Один в своих победах, пораженьях.
Меня никто не сделает свободней, чем я сам,
И ни один Христос пусть не подумает,
Что жизнь свою отдал ради меня, —
Гон поспешил их выучить наизусть. Влияние Ребеччи, затем Гарина лишь усилило потребность Гона в том яростном реализме, который целиком подчинялся ненависти. Он смотрит на свою жизнь, как чахоточный больной, ещё полный сил, но уже безнадёжный. В крайне мутном смешении его чувств ненависть устанавливает некий порядок — грубый, жестокий — и становится чем-то вроде долга. Только действие, подчинённое ненависти, считает он, не является ложью, низостью, малодушием, только оно в достаточной мере противостоит словам. Именно эта потребность в действии и сделала Гона нашим союзником.
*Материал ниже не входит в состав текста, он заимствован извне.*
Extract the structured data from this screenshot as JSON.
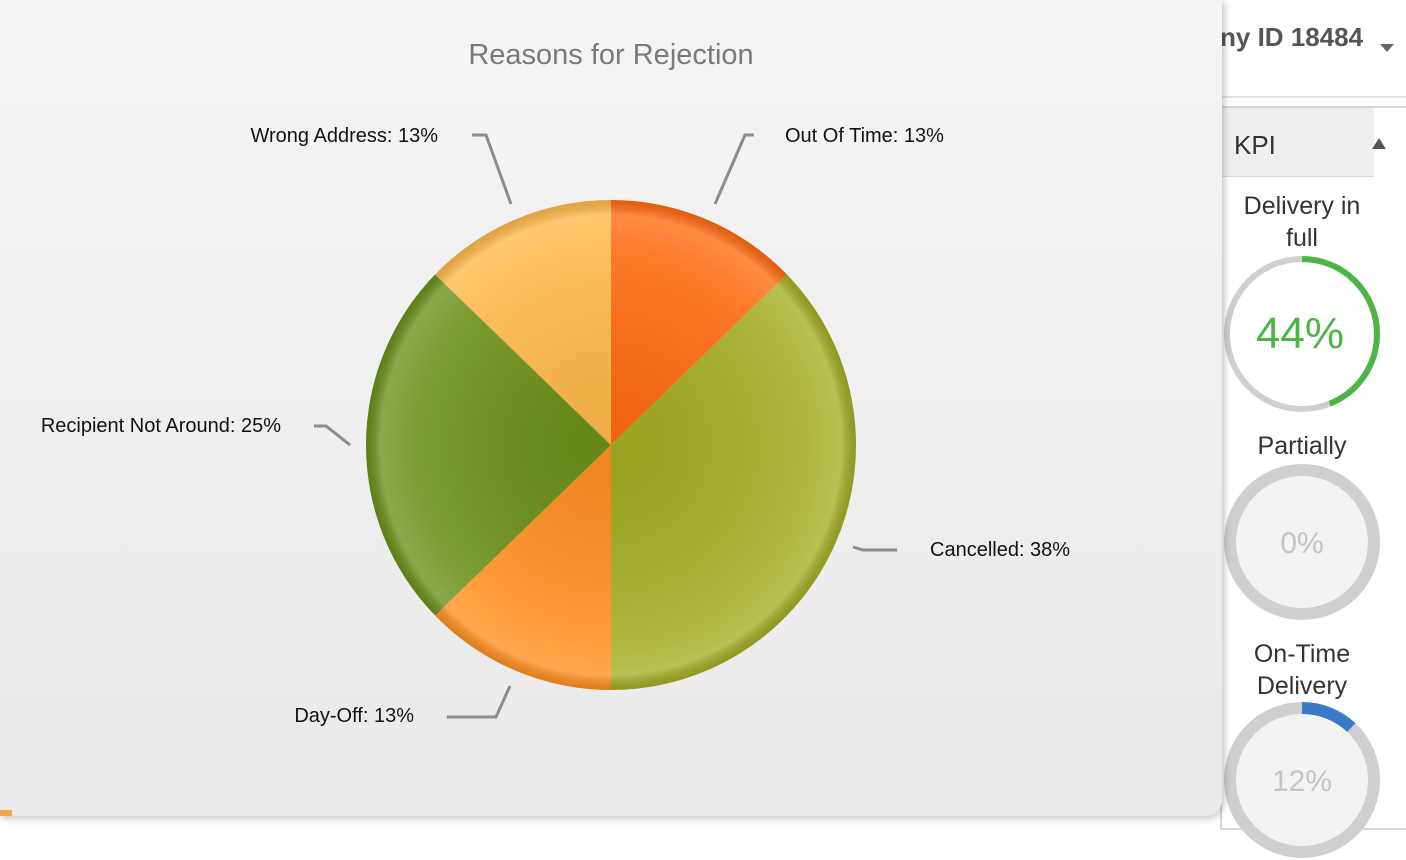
{
  "header": {
    "company_label": "ny ID 18484",
    "dropdown_icon": "caret-down-icon"
  },
  "kpi_panel": {
    "title": "KPI",
    "collapse_icon": "triangle-up-icon",
    "gauges": [
      {
        "label_line1": "Delivery in",
        "label_line2": "full",
        "value_text": "44%",
        "value": 44,
        "color": "#4cb543",
        "text_color": "#4cb543"
      },
      {
        "label_line1": "Partially",
        "label_line2": "",
        "value_text": "0%",
        "value": 0,
        "color": "#3a7bc8",
        "text_color": "#c4c4c4"
      },
      {
        "label_line1": "On-Time",
        "label_line2": "Delivery",
        "value_text": "12%",
        "value": 12,
        "color": "#3a7bc8",
        "text_color": "#c4c4c4"
      }
    ]
  },
  "chart_data": {
    "type": "pie",
    "title": "Reasons for Rejection",
    "slices": [
      {
        "name": "Out Of Time",
        "value": 13,
        "label": "Out Of Time: 13%",
        "color": "#ff6a10"
      },
      {
        "name": "Cancelled",
        "value": 38,
        "label": "Cancelled: 38%",
        "color": "#a4ad25"
      },
      {
        "name": "Day-Off",
        "value": 13,
        "label": "Day-Off: 13%",
        "color": "#ff8f20"
      },
      {
        "name": "Recipient Not Around",
        "value": 25,
        "label": "Recipient Not Around: 25%",
        "color": "#6b8f1a"
      },
      {
        "name": "Wrong Address",
        "value": 13,
        "label": "Wrong Address: 13%",
        "color": "#ffb84a"
      }
    ],
    "legend": "none"
  }
}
Но он считает, что Интернационал действует слишком медленно и понапрасну многих щадит. Дважды на этой неделе Гон нанёс удар по людям, которым покровительствовал Интернационал. Каждое убийство усиливает его веру в себя, — говорит Гарин, — и постепенно Гон начинает осознавать, что в глубине души он — анархист. Разрыв между нами близок. Только бы он не произошёл слишком рано. — И после короткой паузы: — Не многих врагов я понимаю лучше…
На следующий день
Когда я вхожу в отдел Гарина, Клейн и Бородин беседуют, сидя один напротив другого возле двери. Искоса они наблюдают за Гоном, который, стоя посреди комнаты, руки в карманах, спорит с Гариным. Бородин в это утро впервые поднялся с постели; жёлтый, похудевший, он сейчас похож на китайца. Что-то есть в атмосфере, в манере поведения мужчин, заставляющее думать о враждебности, почти о ссоре.
Стоя неподвижно, Гон говорит короткими, неровными фразами, с ярко выраженным акцентом. Я смотрю на резкое движение его челюстей (Гон произносит слова, как будто кусается) и внезапно вспоминаю выражение, о котором рассказал мне Жерар: «Когда меня приговорят к высшей мере наказания…»
— Во Франции, — как раз говорит Гон, — не осмеливались отрубить голову королю. Но в конце концов это сделали. И Франция не погибла. Нужно всегда прежде всего гильотинировать короля.
— Не тогда, когда он даёт деньги.
— Когда даёт деньги. И когда не даёт. Для меня это не имеет значения.
— Но для нас имеет. Берегись, Гон: террористическое действие, которое происходит на глазах полиции, в её руках.
— Как?
Гарин повторяет фразу. Гон, по-видимому, понял, но он по-прежнему неподвижен, рассматривает плитки пола, выставив лоб вперёд.